Mozambique Elections: The first of seven days of strikes and demonstrations in Maputo - AIM report
Photo: Calisto Cossa - Frelimo / Facebook
The Maputo City Elections Commission announced on Saturday that Mozambique’s ruling Frelimo Party has won the municipal election held on Wednesday, but with a majority of less than one per cent.
According to the “intermediate result” announced by the Commission, Frelimo took 48.05 per cent of the vote, but the main opposition party, the former rebel movement Renamo was breathing down its neck, with 47.28 per cent. The Mozambique Democratic Movement (MDM) saw its Matola vote collapse to just over four per cent.
Matola is the large, sprawling industrial city adjoining Maputo, which, thanks to migration from the capital, is fast overtaking Maputo as the country’s largest city.

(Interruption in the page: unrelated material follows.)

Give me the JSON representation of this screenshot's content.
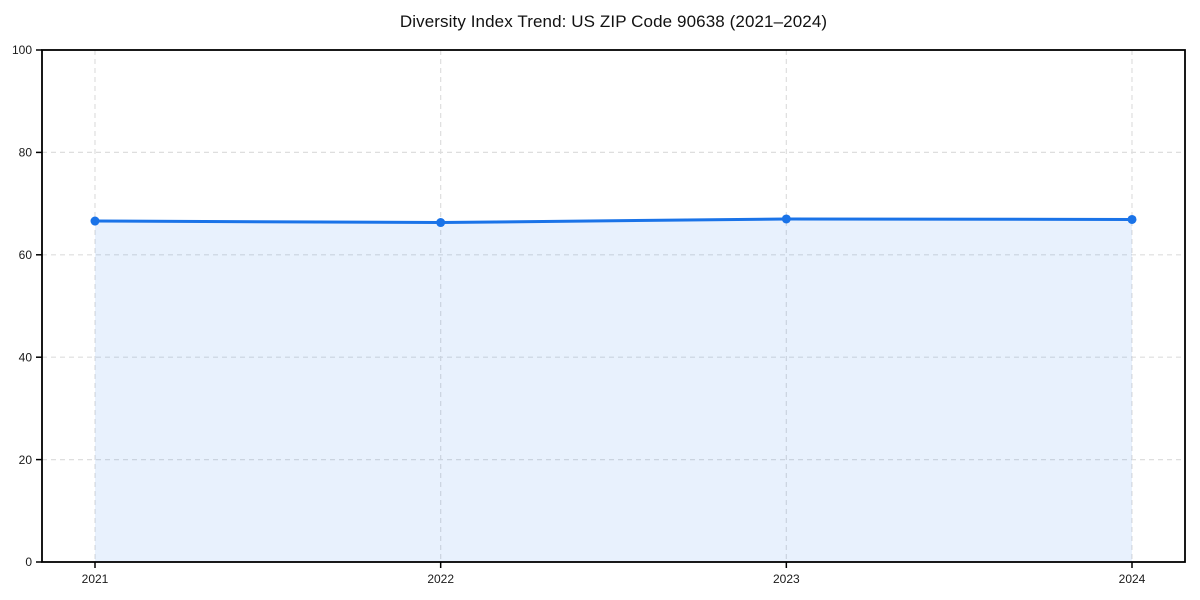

The results as announced by the City Elections Commission were as follows:
Total number of valid votes: 286,938
Frelimo: 137,875 (48.05 per cent)
Renamo 136,678 (47.28 per cent)
MDM: 11,799 (4.11 per cent)
The remaining 0.56 per cent was shared between five minor parties. Turnout was 59.17 per cent. There were about 8,000 invalid votes. Although some online commentators thought this was suspiciously high, it is just 2.7 per cent of the total votes cast, which is perfectly normal for an election in a Mozambican city.
Results in Matola have been announced.
FRELIMO 48.05%
MDM 4.11%
RENAMO 47.28%
It’s a difference of just 2000 votes, on a counting process that invalidated 8000 votes.
Matola is there… by the door of the capital Maputo. #MozambiqueElections— Zenaida Machado (@zenaidamz) October 13, 2018
The result must have come as a shock for Frelimo, since Matola was once regarded as a Frelimo stronghold, where the ruling party used to score over 80 per cent. But in 2013, when Frelimo’s only competition was the MDM, thanks to a Renamo boycott of the elections that year, its majority fell to 56.5 per cent, and now it is under 50 per cent.
Under the old municipal election law, a majority of over 50 per cent was required to elect a mayor, and when that majority was not achieved a second, runoff round was held. But the new law, passed in July, abolishes second rounds, and simply states that the head of the list of the party which wins most votes becomes mayor. So Frelimo’s Calisto Cossa wins a second term of office in Matola, but will have to deal with a municipal assembly in which he no longer commands an absolute majority. This could lead to negotiations between Frelimo, Renamo and the MDM to pass the municipal plan and budget.
On Friday Renamo announced that it had won the Matola election with 133,059 votes to 124,477 for Frelimo from a parallel count of 92 per cent of the polling stations. It now argues that the official result is fraudulent.
The Renamo representatives on the City Elections Commission refused to sign the results sheet (“edital”), and Renamo says it will appeal to the National Elections Commission (CNE). Renamo provincial agent Clementina Bomba told reporters that Renamo had its monitors at all 706 polling stations, and so has copies of all the results sheets, which show a Renamo victory.
Renamo could solve this matter by simply putting its copies of the results sheets onto a website. Then they can be checked for mistakes, and compared to the results sheets in the hands of Frelimo and the MDM, as well as the official copies of the sheets.
After the announcement, Frelimo celebrated in the streets of Matola, Calisto Cossa seemed delighted, despite the tiny margin of his victory. He thanked the citizens of Matola for their confidence in him and promised to do all in his power to continue developing the municipality.
“This is the result that the municipal citizens decided”, he said. “It clearly represents the will of those who want to see the work being done continued. It is an added responsibility, and we shall continue to work for the development of the city”.
This result is not definitive – it must be approved by the CNE, and then validated by the Constitutional Council, the highest body in matters of constitutional and electoral law. If the CNE rejects Renamo’s appeal, it will still have an opportunity to appeal to the Constitutional Council.